Nevertheless, Katz explained, concentration camp victims took risks to survive. By doing so, Katz said she managed to move from one menial job to the next.

"I think that was their idea — to make us crazy, to make us starve," Katz said. "Because then they could say they did nothing to us. They could say, 'They died because they were crazy.' "

But Katz didn't go mad, even though she existed on a daily ration of coffee, watered-down soup and bread. She even managed to meet her husband, Josef Katz, with whom she immigrated to the United States in 1946.

However, realizing that she was being targeted because of her religion took its toll.

"Imagine if this happened to you," Katz told students. "It doesn't make you feel very good to always be knocked down."

Drama teacher Kris Jennings, who found Katz through the Holocaust Memorial Museum, said learning about the tragedy has helped students put Frank's diary in context.

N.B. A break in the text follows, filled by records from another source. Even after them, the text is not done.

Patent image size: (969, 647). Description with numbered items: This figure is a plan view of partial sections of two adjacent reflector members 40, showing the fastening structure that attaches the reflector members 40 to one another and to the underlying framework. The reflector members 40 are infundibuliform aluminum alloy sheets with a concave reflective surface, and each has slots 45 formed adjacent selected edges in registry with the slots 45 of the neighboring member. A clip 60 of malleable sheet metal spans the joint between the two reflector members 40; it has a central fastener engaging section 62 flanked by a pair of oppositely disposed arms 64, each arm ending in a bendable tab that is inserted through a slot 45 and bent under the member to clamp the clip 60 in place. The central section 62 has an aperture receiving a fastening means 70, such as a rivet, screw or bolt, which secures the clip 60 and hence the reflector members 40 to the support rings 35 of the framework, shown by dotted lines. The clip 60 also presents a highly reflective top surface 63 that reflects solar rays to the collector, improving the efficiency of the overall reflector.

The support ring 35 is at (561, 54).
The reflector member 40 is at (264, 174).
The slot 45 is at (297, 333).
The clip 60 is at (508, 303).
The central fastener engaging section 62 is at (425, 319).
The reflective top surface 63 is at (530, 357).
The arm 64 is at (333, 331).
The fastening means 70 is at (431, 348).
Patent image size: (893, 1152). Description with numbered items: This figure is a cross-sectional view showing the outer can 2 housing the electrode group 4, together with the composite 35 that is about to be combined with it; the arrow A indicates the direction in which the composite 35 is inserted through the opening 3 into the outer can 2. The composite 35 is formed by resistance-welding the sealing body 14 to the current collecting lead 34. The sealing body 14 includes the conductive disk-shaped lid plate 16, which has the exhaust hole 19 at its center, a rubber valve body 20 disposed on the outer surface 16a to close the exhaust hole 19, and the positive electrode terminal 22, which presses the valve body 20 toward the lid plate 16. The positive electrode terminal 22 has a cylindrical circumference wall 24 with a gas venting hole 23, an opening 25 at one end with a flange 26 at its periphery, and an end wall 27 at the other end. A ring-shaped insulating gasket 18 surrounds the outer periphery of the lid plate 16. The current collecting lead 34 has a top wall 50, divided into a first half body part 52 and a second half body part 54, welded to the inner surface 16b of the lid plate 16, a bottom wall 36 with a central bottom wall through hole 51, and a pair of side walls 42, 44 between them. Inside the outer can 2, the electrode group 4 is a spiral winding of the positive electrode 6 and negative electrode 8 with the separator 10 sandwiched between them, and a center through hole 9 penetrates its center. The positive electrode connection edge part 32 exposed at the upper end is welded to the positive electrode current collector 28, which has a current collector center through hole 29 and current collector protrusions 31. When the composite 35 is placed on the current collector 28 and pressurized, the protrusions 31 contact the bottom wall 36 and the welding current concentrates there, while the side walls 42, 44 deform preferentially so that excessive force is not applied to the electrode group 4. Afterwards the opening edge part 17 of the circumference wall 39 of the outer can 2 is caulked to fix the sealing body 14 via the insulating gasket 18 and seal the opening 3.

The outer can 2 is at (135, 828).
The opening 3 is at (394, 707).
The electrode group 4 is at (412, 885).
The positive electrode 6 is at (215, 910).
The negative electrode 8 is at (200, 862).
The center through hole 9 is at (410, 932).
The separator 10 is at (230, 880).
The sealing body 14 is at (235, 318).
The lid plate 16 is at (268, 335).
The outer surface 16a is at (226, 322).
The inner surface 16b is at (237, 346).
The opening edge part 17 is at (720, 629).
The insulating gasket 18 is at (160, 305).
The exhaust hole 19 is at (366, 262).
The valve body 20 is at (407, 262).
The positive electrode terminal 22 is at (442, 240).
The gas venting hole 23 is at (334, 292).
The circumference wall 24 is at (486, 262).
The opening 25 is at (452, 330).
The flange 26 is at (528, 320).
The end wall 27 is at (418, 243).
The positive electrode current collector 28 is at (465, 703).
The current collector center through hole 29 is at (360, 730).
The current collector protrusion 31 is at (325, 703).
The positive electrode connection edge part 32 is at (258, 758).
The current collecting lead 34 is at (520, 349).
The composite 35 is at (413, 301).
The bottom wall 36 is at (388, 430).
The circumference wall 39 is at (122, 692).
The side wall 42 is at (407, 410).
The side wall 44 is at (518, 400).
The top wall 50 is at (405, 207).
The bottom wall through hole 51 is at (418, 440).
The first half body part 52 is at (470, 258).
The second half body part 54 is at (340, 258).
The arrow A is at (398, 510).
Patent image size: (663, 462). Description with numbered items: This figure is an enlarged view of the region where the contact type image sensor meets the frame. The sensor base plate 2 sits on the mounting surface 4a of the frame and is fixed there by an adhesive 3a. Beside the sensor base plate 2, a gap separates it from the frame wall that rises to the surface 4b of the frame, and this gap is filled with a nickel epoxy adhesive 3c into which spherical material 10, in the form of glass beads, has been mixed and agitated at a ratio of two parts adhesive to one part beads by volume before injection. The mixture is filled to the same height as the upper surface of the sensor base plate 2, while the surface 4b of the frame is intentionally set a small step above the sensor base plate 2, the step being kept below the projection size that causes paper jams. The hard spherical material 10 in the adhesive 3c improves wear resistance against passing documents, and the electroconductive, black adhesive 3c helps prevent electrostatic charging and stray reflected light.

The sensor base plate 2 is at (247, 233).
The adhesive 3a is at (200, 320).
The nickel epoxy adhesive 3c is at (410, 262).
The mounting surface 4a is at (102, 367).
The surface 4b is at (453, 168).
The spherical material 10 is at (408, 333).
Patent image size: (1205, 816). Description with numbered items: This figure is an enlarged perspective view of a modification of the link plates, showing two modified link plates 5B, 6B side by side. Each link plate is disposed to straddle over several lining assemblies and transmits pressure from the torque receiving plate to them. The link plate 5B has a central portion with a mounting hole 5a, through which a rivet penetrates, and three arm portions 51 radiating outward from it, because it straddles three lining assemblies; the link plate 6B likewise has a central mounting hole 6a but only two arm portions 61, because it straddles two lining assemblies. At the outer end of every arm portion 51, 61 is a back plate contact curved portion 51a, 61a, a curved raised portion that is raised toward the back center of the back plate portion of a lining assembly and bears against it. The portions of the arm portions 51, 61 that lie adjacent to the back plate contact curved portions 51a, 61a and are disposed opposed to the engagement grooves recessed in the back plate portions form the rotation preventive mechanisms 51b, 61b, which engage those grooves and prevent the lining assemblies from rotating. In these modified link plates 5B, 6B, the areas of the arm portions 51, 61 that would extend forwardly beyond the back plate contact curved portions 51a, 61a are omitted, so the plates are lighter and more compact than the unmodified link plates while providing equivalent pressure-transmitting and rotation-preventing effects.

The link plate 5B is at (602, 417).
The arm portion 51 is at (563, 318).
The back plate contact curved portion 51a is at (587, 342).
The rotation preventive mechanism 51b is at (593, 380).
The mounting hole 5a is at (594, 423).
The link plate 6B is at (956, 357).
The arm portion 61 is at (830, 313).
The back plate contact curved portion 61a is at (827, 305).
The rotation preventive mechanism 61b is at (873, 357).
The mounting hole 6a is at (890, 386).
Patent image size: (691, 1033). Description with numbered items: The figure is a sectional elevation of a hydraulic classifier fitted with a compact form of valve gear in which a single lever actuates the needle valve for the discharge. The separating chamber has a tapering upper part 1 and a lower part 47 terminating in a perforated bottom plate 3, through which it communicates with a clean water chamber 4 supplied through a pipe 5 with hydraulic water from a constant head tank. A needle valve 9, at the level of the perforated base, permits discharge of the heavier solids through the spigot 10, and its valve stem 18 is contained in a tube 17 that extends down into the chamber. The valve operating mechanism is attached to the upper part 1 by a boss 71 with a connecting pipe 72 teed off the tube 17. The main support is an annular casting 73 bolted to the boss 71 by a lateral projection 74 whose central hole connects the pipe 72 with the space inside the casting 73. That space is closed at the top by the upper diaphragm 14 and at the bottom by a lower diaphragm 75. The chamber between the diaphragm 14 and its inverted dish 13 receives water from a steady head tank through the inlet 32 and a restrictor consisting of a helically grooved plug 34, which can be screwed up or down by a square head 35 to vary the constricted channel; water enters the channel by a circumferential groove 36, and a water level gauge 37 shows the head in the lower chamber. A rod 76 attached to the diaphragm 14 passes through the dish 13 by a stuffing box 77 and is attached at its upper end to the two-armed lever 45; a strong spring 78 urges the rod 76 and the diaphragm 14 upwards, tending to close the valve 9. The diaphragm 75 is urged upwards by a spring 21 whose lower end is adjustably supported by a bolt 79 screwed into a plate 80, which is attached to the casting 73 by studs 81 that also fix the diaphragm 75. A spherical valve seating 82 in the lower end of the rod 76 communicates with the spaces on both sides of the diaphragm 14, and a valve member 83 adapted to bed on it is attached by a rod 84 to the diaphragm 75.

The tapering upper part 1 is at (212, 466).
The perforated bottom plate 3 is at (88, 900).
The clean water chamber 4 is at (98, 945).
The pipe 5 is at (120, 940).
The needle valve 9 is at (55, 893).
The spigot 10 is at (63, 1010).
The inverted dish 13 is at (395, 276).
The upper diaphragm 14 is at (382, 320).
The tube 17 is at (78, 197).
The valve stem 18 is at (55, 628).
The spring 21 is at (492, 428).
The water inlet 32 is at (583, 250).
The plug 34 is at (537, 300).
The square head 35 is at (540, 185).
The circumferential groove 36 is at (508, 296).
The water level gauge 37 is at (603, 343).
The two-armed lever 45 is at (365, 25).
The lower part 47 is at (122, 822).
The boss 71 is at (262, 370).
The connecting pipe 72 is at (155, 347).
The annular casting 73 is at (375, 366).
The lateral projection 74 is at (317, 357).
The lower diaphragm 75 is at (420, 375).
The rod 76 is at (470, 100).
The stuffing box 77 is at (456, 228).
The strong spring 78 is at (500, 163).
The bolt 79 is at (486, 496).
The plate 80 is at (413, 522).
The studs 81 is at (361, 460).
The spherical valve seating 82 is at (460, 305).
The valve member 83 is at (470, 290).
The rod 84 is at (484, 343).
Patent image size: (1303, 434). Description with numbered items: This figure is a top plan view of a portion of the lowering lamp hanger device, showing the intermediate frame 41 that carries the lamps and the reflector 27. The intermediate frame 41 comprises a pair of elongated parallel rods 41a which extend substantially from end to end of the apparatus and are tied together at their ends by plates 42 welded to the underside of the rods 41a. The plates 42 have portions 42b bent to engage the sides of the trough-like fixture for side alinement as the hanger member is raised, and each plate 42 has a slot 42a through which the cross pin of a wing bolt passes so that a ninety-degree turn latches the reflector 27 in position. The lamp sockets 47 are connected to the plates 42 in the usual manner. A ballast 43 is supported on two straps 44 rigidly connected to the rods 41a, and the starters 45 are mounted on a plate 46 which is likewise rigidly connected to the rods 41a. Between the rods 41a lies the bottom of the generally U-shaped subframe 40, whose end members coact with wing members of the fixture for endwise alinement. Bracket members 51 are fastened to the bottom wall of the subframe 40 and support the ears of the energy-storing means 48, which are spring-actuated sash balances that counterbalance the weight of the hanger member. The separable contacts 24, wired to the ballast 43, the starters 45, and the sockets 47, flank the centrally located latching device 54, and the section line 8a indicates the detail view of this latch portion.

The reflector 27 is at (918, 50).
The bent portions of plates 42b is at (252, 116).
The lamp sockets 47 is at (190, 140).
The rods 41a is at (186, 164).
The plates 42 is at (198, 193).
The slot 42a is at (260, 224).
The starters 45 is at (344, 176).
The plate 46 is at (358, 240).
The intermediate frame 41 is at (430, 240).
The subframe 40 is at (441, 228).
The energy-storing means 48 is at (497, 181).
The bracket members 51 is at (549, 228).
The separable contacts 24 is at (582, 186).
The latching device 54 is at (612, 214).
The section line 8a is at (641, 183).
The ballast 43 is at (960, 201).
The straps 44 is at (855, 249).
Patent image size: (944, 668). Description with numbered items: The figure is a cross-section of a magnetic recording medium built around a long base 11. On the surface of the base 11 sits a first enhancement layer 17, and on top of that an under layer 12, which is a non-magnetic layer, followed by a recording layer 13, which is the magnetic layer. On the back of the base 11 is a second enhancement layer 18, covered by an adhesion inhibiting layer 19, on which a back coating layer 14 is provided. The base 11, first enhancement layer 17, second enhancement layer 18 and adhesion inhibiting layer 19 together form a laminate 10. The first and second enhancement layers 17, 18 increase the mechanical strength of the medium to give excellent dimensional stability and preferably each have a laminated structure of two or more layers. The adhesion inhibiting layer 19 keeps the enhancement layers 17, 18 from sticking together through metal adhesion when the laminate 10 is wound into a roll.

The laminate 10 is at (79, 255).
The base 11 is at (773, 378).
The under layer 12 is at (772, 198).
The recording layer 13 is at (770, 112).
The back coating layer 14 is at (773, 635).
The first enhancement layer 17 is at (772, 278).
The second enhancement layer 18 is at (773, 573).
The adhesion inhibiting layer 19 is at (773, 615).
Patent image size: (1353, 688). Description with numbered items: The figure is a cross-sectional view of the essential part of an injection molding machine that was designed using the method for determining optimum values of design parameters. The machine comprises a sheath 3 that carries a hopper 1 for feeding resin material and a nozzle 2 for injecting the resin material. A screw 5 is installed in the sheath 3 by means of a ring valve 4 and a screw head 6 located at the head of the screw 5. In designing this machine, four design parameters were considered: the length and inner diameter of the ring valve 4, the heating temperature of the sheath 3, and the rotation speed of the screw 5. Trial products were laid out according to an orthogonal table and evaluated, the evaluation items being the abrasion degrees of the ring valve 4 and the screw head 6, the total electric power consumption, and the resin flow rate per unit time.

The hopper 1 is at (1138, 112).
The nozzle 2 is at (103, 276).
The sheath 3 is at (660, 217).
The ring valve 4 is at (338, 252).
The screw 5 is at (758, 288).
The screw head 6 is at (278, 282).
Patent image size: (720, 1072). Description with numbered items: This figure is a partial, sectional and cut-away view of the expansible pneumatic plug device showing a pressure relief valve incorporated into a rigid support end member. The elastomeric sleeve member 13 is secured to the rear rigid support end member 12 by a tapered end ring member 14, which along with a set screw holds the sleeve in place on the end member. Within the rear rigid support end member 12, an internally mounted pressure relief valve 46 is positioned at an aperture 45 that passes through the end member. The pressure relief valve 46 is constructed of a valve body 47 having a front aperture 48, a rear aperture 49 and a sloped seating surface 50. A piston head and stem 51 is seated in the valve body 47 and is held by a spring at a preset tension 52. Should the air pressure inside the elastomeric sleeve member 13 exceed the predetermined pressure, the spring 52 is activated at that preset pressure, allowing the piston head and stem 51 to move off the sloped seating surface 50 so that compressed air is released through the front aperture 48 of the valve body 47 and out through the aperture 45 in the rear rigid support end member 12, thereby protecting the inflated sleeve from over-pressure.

"It's a really hard show to do at the junior high level, but I felt like there is someone who needs to see it," Jennings said. "I think it really has made them think."

For Eliza Garlick, who will play Frank in the school's production, which starts Wednesday, Katz's experience is a reminder to keep history from repeating itself.

"It really happened," Garlick said of the Holocaust. "It's sad."

When invited to ask Katz questions, however, many students expressed a morbid fascination with her experience, asking, "Did you ever meet Hitler?" and "How many people got beat up each day?"